The $1.1-billion sale guarantees jobs for almost all of the chain’s 6,000 employees. All pensions will continue. Every creditor owed less than $1,000 are supposed to be paid in full, and the others will share a pie worth $150 million. Perhaps most important – every single one of the chain’s 46 newspapers will continue to operate. Canwest reporters across Canada will still track how power flows through city hall and corporate offices, and deliver that information on pieces of paper delivered to our door.

If it were anyone but Paul Godfrey making these promises, journalists would scoff.

But Godfrey has traction in Canada, and in the news business, and the quiet investors who purchased the chain know that. He is the guy who gets things done.

Godfrey brought the Blue Jays to Toronto. He was the driving force behind the Rogers Stadium (then known as SkyDome). He led a dramatic expansion of the Sun chain, and then an even more dramatic management-led buyout of the chain from Rogers. Those who followed his lead at the Sun made a lot of money when the chain was sold to Quebecor. Lately, Godfrey’s been running the National Post.

We’ve been hearing a lot about Godfrey triumphs since he won the bid. Here’s what we should also remember:
The stadium cost taxpayers $300 million instead of the $60 million that was promised, and eventually ended up in bankruptcy protection, where Godfrey, by then head of the Blue Jays organization, bought it for a mere $25 million.
Many Sun employees enjoyed a windfall when Quebecor bought the chain, but the sale championed by Godfrey turned out to be a terrible deal for journalism and journalists. Quebecor gutted the newspapers and the newsrooms.
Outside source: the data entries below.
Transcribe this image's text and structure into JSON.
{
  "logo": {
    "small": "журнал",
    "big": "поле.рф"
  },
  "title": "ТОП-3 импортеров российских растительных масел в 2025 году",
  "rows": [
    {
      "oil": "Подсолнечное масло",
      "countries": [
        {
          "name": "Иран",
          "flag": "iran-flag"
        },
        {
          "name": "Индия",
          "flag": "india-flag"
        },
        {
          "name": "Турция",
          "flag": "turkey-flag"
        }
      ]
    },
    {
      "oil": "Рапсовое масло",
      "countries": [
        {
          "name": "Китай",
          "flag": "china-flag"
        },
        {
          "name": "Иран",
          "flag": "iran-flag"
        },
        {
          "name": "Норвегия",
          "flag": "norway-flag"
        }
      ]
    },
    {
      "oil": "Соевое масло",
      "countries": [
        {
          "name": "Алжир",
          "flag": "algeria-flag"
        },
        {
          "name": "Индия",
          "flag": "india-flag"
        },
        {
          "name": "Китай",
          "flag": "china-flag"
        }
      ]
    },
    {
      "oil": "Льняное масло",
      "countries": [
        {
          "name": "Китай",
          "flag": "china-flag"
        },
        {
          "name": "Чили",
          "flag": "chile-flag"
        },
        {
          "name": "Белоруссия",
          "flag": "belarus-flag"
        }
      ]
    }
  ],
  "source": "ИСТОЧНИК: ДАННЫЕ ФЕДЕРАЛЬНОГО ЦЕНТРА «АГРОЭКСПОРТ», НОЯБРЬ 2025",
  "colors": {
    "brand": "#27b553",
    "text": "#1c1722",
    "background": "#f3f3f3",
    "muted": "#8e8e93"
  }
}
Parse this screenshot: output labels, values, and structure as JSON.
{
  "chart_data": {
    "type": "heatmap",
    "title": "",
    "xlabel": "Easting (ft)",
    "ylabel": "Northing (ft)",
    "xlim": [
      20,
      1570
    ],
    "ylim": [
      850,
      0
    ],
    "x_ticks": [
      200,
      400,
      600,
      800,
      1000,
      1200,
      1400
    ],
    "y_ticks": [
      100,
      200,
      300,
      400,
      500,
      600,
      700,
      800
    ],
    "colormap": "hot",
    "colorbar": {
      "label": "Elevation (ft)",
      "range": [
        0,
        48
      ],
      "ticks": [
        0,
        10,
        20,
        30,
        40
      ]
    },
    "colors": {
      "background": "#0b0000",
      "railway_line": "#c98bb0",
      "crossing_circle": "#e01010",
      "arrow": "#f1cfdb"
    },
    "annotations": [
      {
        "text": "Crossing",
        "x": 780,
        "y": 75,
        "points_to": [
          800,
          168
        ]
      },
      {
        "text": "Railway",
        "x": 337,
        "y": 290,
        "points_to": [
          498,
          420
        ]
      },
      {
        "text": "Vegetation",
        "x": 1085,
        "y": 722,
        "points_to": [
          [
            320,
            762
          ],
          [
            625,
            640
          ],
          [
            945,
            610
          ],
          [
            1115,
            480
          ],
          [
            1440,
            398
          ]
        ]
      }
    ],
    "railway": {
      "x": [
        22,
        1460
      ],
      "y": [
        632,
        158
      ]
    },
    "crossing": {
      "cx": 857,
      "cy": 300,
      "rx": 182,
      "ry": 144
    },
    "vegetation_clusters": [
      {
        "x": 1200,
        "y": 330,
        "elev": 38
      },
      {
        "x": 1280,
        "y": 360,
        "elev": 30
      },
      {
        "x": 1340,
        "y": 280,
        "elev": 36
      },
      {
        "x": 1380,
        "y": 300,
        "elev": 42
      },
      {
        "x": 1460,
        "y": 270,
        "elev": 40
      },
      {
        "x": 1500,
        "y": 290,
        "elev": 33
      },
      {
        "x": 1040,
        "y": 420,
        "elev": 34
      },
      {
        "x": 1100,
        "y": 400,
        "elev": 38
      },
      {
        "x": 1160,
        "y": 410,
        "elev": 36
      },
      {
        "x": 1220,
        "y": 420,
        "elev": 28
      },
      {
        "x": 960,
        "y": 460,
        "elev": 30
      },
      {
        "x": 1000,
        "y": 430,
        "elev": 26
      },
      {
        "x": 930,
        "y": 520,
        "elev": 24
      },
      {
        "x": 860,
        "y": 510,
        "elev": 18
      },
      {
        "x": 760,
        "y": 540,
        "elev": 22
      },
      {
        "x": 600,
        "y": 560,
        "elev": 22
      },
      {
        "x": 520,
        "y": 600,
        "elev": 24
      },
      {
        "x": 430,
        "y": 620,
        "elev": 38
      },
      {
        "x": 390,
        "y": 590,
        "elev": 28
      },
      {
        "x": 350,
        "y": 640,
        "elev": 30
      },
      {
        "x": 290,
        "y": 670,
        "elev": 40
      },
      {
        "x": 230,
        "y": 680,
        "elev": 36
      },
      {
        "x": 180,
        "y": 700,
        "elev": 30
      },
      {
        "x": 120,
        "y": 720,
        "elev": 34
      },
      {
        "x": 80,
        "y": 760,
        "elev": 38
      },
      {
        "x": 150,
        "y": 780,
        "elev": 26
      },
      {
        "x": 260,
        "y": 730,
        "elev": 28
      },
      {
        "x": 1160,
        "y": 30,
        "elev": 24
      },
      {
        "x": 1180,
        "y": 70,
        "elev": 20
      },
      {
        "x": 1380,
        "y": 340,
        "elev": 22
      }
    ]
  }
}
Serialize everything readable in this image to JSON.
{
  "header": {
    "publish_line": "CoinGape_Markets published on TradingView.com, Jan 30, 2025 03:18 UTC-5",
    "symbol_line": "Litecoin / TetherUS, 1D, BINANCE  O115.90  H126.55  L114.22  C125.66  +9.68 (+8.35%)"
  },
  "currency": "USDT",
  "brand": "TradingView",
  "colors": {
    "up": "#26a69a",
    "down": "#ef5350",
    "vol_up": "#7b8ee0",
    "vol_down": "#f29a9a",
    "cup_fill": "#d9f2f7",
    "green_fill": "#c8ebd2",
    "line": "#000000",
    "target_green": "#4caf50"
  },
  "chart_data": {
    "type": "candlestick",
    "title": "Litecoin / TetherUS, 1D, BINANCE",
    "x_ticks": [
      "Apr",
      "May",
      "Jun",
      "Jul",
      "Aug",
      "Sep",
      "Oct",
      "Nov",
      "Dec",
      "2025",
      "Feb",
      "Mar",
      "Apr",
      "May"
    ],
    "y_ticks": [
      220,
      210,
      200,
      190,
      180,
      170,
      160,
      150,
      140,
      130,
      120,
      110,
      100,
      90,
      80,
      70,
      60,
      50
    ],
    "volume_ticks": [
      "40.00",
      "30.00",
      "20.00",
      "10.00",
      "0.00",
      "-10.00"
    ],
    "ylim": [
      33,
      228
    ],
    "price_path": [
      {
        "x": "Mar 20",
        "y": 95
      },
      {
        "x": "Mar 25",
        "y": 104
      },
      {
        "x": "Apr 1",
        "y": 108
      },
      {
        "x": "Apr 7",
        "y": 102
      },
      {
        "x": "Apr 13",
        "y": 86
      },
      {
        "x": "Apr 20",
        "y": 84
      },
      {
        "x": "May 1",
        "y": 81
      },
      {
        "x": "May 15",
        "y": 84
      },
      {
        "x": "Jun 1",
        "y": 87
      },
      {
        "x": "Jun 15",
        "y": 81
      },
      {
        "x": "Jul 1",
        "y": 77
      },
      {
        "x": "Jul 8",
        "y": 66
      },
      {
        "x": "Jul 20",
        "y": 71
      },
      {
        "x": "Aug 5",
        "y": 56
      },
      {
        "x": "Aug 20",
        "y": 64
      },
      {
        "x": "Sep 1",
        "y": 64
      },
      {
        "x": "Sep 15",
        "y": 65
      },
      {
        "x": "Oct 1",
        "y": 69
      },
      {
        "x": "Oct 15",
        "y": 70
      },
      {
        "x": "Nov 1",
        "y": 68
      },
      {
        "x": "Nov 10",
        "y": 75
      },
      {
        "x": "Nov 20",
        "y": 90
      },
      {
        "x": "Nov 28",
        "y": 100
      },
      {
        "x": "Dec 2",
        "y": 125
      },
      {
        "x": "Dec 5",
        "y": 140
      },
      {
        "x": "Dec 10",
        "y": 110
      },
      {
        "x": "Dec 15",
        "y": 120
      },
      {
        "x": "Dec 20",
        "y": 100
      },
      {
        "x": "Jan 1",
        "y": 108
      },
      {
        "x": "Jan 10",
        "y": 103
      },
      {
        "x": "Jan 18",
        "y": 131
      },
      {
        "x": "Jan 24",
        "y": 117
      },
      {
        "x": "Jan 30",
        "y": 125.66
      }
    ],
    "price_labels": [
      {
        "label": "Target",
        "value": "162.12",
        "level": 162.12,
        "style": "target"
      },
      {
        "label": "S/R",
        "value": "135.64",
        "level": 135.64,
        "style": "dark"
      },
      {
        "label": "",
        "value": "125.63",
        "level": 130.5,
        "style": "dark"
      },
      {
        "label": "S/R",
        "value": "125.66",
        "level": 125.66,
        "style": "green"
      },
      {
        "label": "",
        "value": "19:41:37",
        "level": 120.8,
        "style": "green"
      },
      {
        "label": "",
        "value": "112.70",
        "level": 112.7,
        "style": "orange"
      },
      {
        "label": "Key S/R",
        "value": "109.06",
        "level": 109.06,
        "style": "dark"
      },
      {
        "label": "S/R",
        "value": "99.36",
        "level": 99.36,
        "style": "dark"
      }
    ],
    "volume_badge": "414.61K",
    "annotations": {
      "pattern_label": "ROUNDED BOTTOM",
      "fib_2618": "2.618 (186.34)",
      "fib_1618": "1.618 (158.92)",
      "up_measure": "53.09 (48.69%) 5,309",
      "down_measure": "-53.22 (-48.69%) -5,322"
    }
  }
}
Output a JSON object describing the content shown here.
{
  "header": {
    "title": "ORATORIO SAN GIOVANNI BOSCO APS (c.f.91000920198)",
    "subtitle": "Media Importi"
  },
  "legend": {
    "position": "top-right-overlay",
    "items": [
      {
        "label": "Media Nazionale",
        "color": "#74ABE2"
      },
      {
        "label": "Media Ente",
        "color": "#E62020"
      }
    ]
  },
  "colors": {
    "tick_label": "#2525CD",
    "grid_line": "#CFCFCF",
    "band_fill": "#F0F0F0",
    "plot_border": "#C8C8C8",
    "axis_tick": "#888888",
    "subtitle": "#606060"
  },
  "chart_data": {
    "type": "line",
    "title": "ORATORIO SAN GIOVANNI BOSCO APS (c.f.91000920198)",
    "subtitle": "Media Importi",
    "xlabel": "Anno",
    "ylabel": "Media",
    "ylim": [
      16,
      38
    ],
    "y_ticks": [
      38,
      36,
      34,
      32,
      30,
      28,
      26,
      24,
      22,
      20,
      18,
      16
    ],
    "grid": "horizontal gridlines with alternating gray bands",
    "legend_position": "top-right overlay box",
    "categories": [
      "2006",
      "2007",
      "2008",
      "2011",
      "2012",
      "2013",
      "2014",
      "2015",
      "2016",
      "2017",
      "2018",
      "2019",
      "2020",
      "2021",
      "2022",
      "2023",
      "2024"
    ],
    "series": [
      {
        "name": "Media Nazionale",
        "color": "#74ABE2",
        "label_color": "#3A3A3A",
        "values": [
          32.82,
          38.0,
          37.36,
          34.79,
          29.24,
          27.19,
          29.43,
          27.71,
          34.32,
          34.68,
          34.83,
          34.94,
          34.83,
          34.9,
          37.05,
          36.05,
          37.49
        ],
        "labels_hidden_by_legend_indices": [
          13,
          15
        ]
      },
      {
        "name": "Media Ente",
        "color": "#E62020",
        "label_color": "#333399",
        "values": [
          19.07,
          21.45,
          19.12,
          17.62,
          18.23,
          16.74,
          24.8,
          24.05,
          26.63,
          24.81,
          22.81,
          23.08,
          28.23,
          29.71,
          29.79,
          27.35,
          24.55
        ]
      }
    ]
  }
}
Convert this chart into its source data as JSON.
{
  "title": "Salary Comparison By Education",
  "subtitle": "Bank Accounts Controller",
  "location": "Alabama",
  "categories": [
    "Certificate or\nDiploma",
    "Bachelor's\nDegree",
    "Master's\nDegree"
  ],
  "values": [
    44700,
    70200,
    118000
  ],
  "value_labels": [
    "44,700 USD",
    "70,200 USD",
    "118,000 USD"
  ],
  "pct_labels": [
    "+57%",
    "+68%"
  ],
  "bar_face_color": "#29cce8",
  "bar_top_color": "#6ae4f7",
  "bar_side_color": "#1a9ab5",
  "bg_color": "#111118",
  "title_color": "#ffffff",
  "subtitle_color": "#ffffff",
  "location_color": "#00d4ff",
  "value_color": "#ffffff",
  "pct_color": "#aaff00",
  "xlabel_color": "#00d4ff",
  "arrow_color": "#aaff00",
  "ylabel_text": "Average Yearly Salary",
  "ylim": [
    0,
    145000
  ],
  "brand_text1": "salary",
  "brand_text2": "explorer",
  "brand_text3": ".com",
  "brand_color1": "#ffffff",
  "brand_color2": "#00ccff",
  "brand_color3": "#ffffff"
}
So how much are his promises worth in the Canwest newspaper deal?

A lot, even though few of the ones that count the most to J-Source readers could ever be enforced in court. Godfrey has pledged the new company will offer a job to every full-time newspaper employee, and will eliminate no more than 10 per cent of the part-time workforce. He has promised to keep every newspaper open. But there is nothing about how long those jobs will last, or how long he must keep each newspaper running. He could lay off employees next year without violating the court-ordered pledges.

Will Godfrey have the power to keep his promises? He will be chief executive officer, but the chain was bought by a consortium of investment companies. He is a front man, a hired gun. For the new owners, the point of the purchase is to make money, not news.

So Godfrey’s noblest promises could be easily broken, but they probably won’t. There is no more room at Canwest to lay people off. Managers have been cutting the papers since the chain was sold to Hollinger more than a decade ago. Canwest has already consolidated its operations, melded copy desks and ad departments, withdrawn from Canadian Press and sold off printing plants. A strategy of cuts just doesn’t make sense.

More to the point, the cuts won’t be needed.

The publishing arm of Canwest has shown an operating profit for years, with the exception of the National Post. It wasn’t the cost of journalists and newsprint that was killing the newspapers, it was the heavy debt wracked up Canwest when it purchased the chain and when it expanded its broadcast operations.

The newspapers will be servicing just half the debt they had to carry before the sale: just $700 million instead of $1.4 billion. With revenues of roughly $1 billion a year, that means the Canwest newspapers will have about $1.40 in income to help pay principle and interest on every $1 in debt. That’s not far from the ratio boasted by conservative Torstar Corporation – $1.50 in revenues for every $1 in debt.

The time to worry will not be when Godfrey takes over the chain, but when he lists it on the Toronto Stock Exchange, as he has promised to do. No one yet knows if he will simply take the company public, or if he will work out some equity swap that brings another company on board.
In the meantime, we might as well cheer.